An hour passed, another was half run. Garin of the Golden Island, alone save for Rainier in the room that had been given him, heard the knock at the door. “Let him in,” he said to the squire, and Pierol entered. The page gave his message. “Sir Garin de Castel-Noir, the princess rests in the garden. She would speak with you there.” Garin took his mantle and followed.

In the castle garden the fruit trees were abloom. Their clear shadows lay on the sward while the shadows of the taller trees struck against the enclosing walls. Below the watch-tower there was a sheet of daffodils. The many birds of the garden were singing, and the bees yet hummed in the fruit trees. But there was no gay throng other than these, or other winged things, or the selves of the flowers.
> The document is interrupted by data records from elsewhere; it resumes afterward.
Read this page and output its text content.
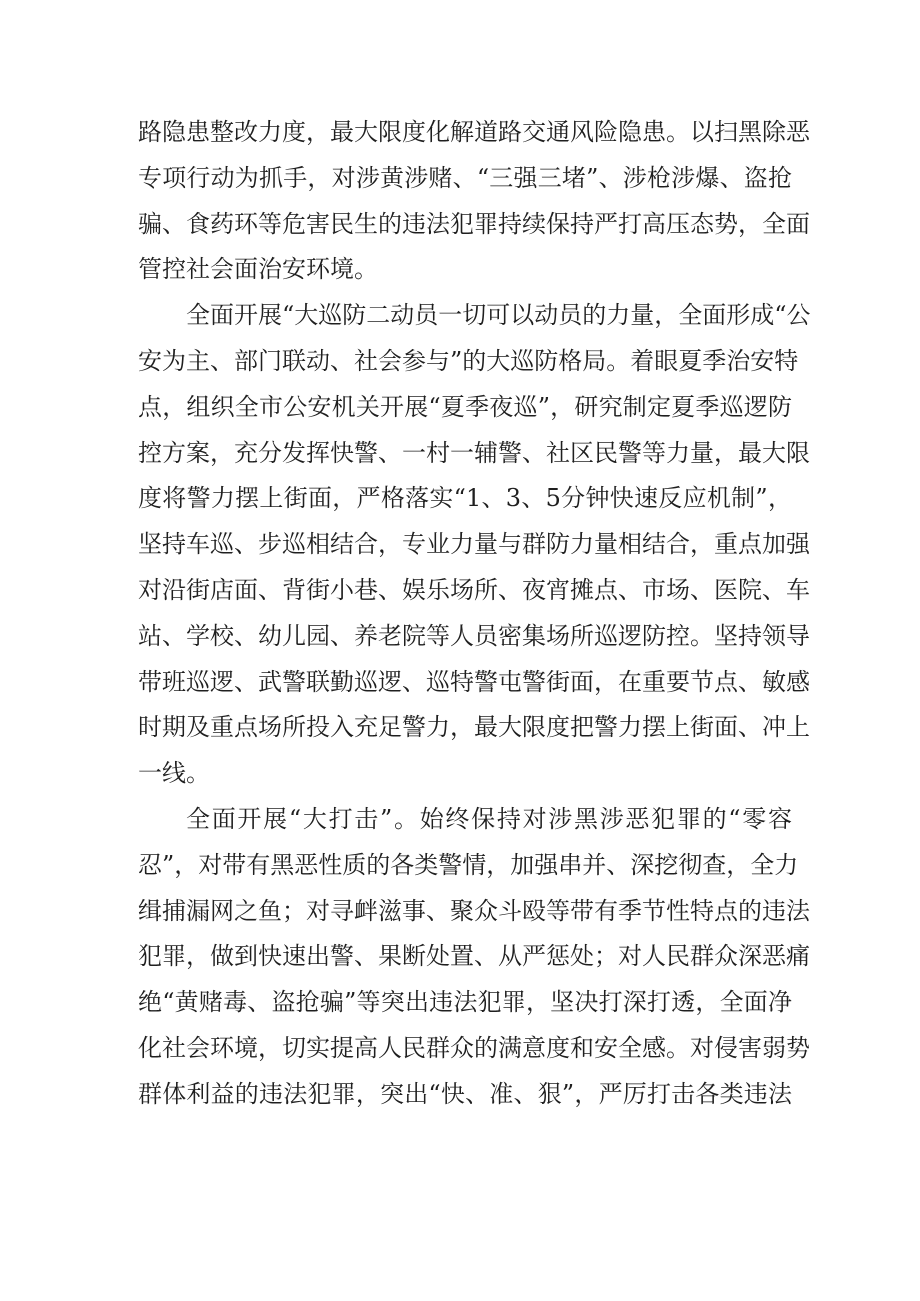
路隐患整改力度，最大限度化解道路交通风险隐患。以扫黑除恶
专项行动为抓手，对涉黄涉赌、“三强三堵”、涉枪涉爆、盗抢
骗、食药环等危害民生的违法犯罪持续保持严打高压态势，全面
管控社会面治安环境。
全面开展“大巡防二动员一切可以动员的力量，全面形成“公
安为主、部门联动、社会参与”的大巡防格局。着眼夏季治安特
点，组织全市公安机关开展“夏季夜巡”，研究制定夏季巡逻防
控方案，充分发挥快警、一村一辅警、社区民警等力量，最大限
度将警力摆上街面，严格落实“1、3、5分钟快速反应机制”，
坚持车巡、步巡相结合，专业力量与群防力量相结合，重点加强
对沿街店面、背街小巷、娱乐场所、夜宵摊点、市场、医院、车
站、学校、幼儿园、养老院等人员密集场所巡逻防控。坚持领导
带班巡逻、武警联勤巡逻、巡特警屯警街面，在重要节点、敏感
时期及重点场所投入充足警力，最大限度把警力摆上街面、冲上
一线。
全面开展“大打击”。始终保持对涉黑涉恶犯罪的“零容
忍”，对带有黑恶性质的各类警情，加强串并、深挖彻查，全力
缉捕漏网之鱼；对寻衅滋事、聚众斗殴等带有季节性特点的违法
犯罪，做到快速出警、果断处置、从严惩处；对人民群众深恶痛
绝“黄赌毒、盗抢骗”等突出违法犯罪，坚决打深打透，全面净
化社会环境，切实提高人民群众的满意度和安全感。对侵害弱势
群体利益的违法犯罪，突出“快、准、狠”，严厉打击各类违法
It was quiet in the garden, and at first view it seemed a solitude. Then, as he came toward the heart of it, he saw the princess, seated beneath the great tree about which the garden was built. In the droop and sweep of its boughs had been placed a seat of marble finely wrought. Here she sat, robed in blue, and wearing, held in place by a circlet of gold, a veil threaded with gold and silver. But to-day it did not hide her face.

As he came near, “Greeting, friend!” she said, and her voice was thrilling music.

Garin would have bent his knee. But, “No!” she said, “do not do that! That is not to be done again between you and me.” She rose from the marble seat. She stood in flowing robes, on her head the gold circlet of sovereignty, and she looked a mighty princess, knowing her own mind, guiding her own action, freeing her own spirit, unlocking always new treasures of power and love! She came close to him, stood equal with him. Their eyes met, and if the princess sat in hers, the prince sat in his. “Do you know why I have brought you here?” she said: “I have brought you here, Garin of the Golden Island, to ask you if you will marry me?”

... In midsummer, on the Eve of Saint John, they were wed in the cathedral, with great music, pomp, and joy. Afterwards they knelt before the shrine of Our Lady of Roche-de-FrÊne, and there were people who said that it was then that the Blessed Image’s lips moved and there issued the words “Peace and Happiness.” Going, the two passed the pillars raised by Gaucelm of the Star, and coming to the tomb of Gaucelm the Fortunate laid flowers there.... But when their own long reign closed, their land held them in memory as Audiart and Garin the Wise.